A band of crooks have been passing themselves as Belgian royalty over the past year to get money out of foreign dignitaries and business leaders, Belgian investigators said Saturday.
The gang has used emails, phone calls and fake videos generated by artificial intelligence to set their traps, federal prosecutors said Saturday.
The as-yet unidentified gang has been operating since early 2025, using phone calls and the WhatsApp messaging to pass themselves off as King Philippe or key members of his staff in their attempts to talk people out of their money.
They choose their targets based on their possible links to the royal family, said prosecutors.
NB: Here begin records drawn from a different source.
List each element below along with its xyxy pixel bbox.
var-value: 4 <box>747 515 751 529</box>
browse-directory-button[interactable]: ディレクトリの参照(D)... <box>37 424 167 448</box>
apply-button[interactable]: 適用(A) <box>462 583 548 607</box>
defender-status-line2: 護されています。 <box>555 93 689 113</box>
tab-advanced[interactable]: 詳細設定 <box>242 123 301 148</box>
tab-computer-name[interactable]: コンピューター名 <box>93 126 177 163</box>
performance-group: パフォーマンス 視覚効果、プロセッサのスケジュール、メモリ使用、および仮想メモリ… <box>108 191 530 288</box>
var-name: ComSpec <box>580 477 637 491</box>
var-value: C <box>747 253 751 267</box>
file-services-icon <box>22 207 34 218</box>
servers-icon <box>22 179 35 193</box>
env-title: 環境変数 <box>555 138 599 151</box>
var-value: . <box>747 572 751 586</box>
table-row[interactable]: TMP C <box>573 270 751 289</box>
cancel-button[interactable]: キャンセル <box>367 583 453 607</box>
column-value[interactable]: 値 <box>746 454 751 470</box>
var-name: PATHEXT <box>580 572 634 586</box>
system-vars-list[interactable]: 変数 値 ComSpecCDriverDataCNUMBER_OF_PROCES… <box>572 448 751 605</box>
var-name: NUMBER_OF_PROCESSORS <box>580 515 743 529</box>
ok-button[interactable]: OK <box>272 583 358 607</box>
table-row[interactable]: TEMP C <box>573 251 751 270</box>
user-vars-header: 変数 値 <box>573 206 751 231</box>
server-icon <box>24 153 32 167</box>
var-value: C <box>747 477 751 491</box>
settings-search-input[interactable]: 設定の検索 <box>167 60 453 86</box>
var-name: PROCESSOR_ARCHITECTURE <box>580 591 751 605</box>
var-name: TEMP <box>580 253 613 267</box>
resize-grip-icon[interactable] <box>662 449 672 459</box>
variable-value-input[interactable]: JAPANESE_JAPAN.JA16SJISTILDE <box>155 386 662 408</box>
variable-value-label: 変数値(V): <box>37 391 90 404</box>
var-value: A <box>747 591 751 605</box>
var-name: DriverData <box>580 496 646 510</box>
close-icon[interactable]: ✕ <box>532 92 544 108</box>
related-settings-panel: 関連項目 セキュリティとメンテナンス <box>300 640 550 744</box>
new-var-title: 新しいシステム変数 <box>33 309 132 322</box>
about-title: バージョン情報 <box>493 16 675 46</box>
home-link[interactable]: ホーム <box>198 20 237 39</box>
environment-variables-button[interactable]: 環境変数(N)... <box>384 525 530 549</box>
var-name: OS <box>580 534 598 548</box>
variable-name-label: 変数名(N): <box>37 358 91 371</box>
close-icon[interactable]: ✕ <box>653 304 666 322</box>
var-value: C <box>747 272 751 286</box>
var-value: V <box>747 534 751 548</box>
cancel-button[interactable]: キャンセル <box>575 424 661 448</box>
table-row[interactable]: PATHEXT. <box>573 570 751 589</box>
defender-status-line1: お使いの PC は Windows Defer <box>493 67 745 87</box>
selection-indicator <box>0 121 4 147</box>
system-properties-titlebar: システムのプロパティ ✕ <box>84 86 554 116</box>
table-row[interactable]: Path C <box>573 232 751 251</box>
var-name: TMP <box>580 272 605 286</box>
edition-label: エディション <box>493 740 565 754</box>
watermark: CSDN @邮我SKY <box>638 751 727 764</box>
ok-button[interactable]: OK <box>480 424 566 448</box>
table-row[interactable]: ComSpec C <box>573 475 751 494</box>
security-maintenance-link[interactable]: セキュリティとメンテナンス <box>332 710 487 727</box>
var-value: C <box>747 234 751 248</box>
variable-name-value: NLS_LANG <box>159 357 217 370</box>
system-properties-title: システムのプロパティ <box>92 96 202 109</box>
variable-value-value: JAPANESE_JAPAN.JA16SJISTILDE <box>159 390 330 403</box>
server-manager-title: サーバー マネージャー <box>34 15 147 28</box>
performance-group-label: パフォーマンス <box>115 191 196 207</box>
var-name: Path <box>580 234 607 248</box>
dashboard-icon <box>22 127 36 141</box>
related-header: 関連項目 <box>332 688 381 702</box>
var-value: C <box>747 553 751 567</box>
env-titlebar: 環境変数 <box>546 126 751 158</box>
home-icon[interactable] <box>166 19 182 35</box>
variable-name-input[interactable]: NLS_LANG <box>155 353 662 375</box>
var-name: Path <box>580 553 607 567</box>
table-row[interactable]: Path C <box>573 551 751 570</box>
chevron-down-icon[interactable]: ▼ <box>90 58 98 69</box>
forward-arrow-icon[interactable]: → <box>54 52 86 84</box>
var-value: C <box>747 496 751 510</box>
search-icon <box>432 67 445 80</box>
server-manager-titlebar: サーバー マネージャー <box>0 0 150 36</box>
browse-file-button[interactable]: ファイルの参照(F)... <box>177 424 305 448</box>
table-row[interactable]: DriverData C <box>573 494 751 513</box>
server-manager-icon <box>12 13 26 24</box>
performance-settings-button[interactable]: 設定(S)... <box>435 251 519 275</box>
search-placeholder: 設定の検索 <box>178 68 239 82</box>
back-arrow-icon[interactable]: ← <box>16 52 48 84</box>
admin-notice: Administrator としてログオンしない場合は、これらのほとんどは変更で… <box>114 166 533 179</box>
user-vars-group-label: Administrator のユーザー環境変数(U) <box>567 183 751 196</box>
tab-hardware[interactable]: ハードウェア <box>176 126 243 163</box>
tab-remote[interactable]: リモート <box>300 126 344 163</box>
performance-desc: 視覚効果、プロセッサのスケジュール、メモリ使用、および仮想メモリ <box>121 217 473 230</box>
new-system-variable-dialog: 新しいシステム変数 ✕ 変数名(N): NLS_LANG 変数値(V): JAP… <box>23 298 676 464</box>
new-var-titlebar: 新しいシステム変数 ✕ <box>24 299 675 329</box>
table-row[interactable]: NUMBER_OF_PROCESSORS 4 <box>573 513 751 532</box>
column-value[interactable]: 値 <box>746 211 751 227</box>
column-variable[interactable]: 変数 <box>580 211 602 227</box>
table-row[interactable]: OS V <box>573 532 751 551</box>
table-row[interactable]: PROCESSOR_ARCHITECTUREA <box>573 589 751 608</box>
"Fortunately, most victims quickly caught on to the deception," said the prosecutors office in a statement.
In one case, however, the gang did manage to get a person to transfer a sum of money, they added.
As well as foreigners and business leaders, the gang also tried their luck with Belgian families close to the country's royals.
Then in a fresh wave of activity this month, they sent out invitations to Belgian business executives for a video interview, trying to pass themselves off as the king.
"The images in this video interview were probably generated by artificial intelligence," said prosecutors.
Some executives were honored with invitations to entirely fictitious gala dinners, with requests to pay sponsorship fees for the nonexistent event.
Federal prosecutors said they were investigating the attempted frauds with the help of specialist teams in the federal police.